経産省、水素燃料電池ドローン普及促進へ安全運用ガイドライン策定

経産省、水素燃料電池ドローン普及促進へ安全運用ガイドライン策定

製造・販売者に高圧ガス容器の保護すべきポイント列挙、ユーザーも

経済産業省は4月10日、水素燃料電池を用いたドローン(無人飛行機)を安全に運用する上で配慮すべきポイントをまとめたガイドラインを公表した。

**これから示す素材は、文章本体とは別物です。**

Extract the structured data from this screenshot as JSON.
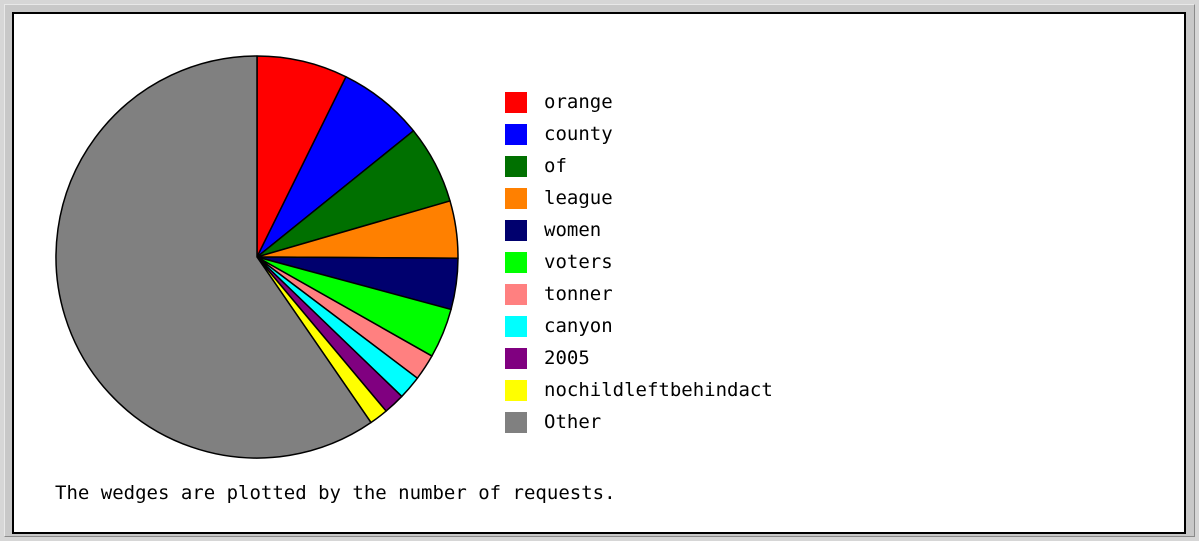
{
  "chart_data": {
    "type": "pie",
    "slices": [
      {
        "label": "orange",
        "value": 7.3,
        "color": "#ff0000"
      },
      {
        "label": "county",
        "value": 6.9,
        "color": "#0000ff"
      },
      {
        "label": "of",
        "value": 6.3,
        "color": "#007000"
      },
      {
        "label": "league",
        "value": 4.6,
        "color": "#ff8000"
      },
      {
        "label": "women",
        "value": 4.1,
        "color": "#00006e"
      },
      {
        "label": "voters",
        "value": 4.0,
        "color": "#00ff00"
      },
      {
        "label": "tonner",
        "value": 2.1,
        "color": "#ff8080"
      },
      {
        "label": "canyon",
        "value": 1.9,
        "color": "#00ffff"
      },
      {
        "label": "2005",
        "value": 1.7,
        "color": "#800080"
      },
      {
        "label": "nochildleftbehindact",
        "value": 1.5,
        "color": "#ffff00"
      },
      {
        "label": "Other",
        "value": 59.6,
        "color": "#808080"
      }
    ],
    "legend_position": "right",
    "caption": "The wedges are plotted by the number of requests."
  }
}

機体に搭載する水素貯蔵用の高圧ガス容器を適切に管理するため、高圧ガス保安法令に準拠し、経産大臣の特別認可を水素ドローンの製造者・販売者が取得し、万が一ドローンが落下した場合を想定して容器の安全性を確保しておくことなどを明記。併せて、管理者・操縦者にも容器の温度を40度以下に保ったり、腐食を防止したりすることなどを求めている。

水素ドローンは従来のバッテリーより長時間飛行が可能になるため、農薬散布や物流、災害対応などの領域で活用が期待されている。ただ、高圧ガス容器の搭載が必要なため、一定高度以上で飛ばすのには安全面で課題があった。経産省はガイドラインでクリアすべき点を明確にし、普及に弾みを付けたい考えだ。


ガイドラインの構成※クリックで拡大

「安全基準、データ蓄積されれば将来は大臣特別認可不要も」

ガイドラインは、ドローンに高圧ガス容器を搭載することは、落下の可能性がある点などから高圧ガス保安法で禁じる容器の「粗暴な取り扱い」に該当する蓋然性が高いと説明。水素ドローンの製造・販売に際して経産大臣の特別認可が必要と説明した上で、順守すべき事項として、高圧ガス保安協会総合研究所の実証試験結果や有識者委員会の検討結果も踏まえ、使用場所に応じた落下時の衝撃緩和措置や適切な容器・機体の使用などを列挙している。

具体例として、試験時に使ったアラミド繊維やアルミ板などによる保護装置を写真入りで紹介している。


試験で使った容器と保護付き容器(いずれも経産省ガイドラインより引用)

経産省はガイドラインの中で「中長期的には、活用事例が増加し安全担保に必要なデータが蓄積されれば、基準を通達などで一般化し、当該基準に従えば大臣特認取得は不要とすることを検討する」と説明している。

一方、ガイドラインはドローンの管理者・操縦者にも順守すべき事項を提示。法令に従い、容器の温度を40度以下に保つことや転落・転倒による衝撃のリスク回避策を講じること、容器置き場の通気性を良くすることなどを強調。湿気や水滴による腐食を防いだり、移動時も安全性に配慮したりする点にも言及している。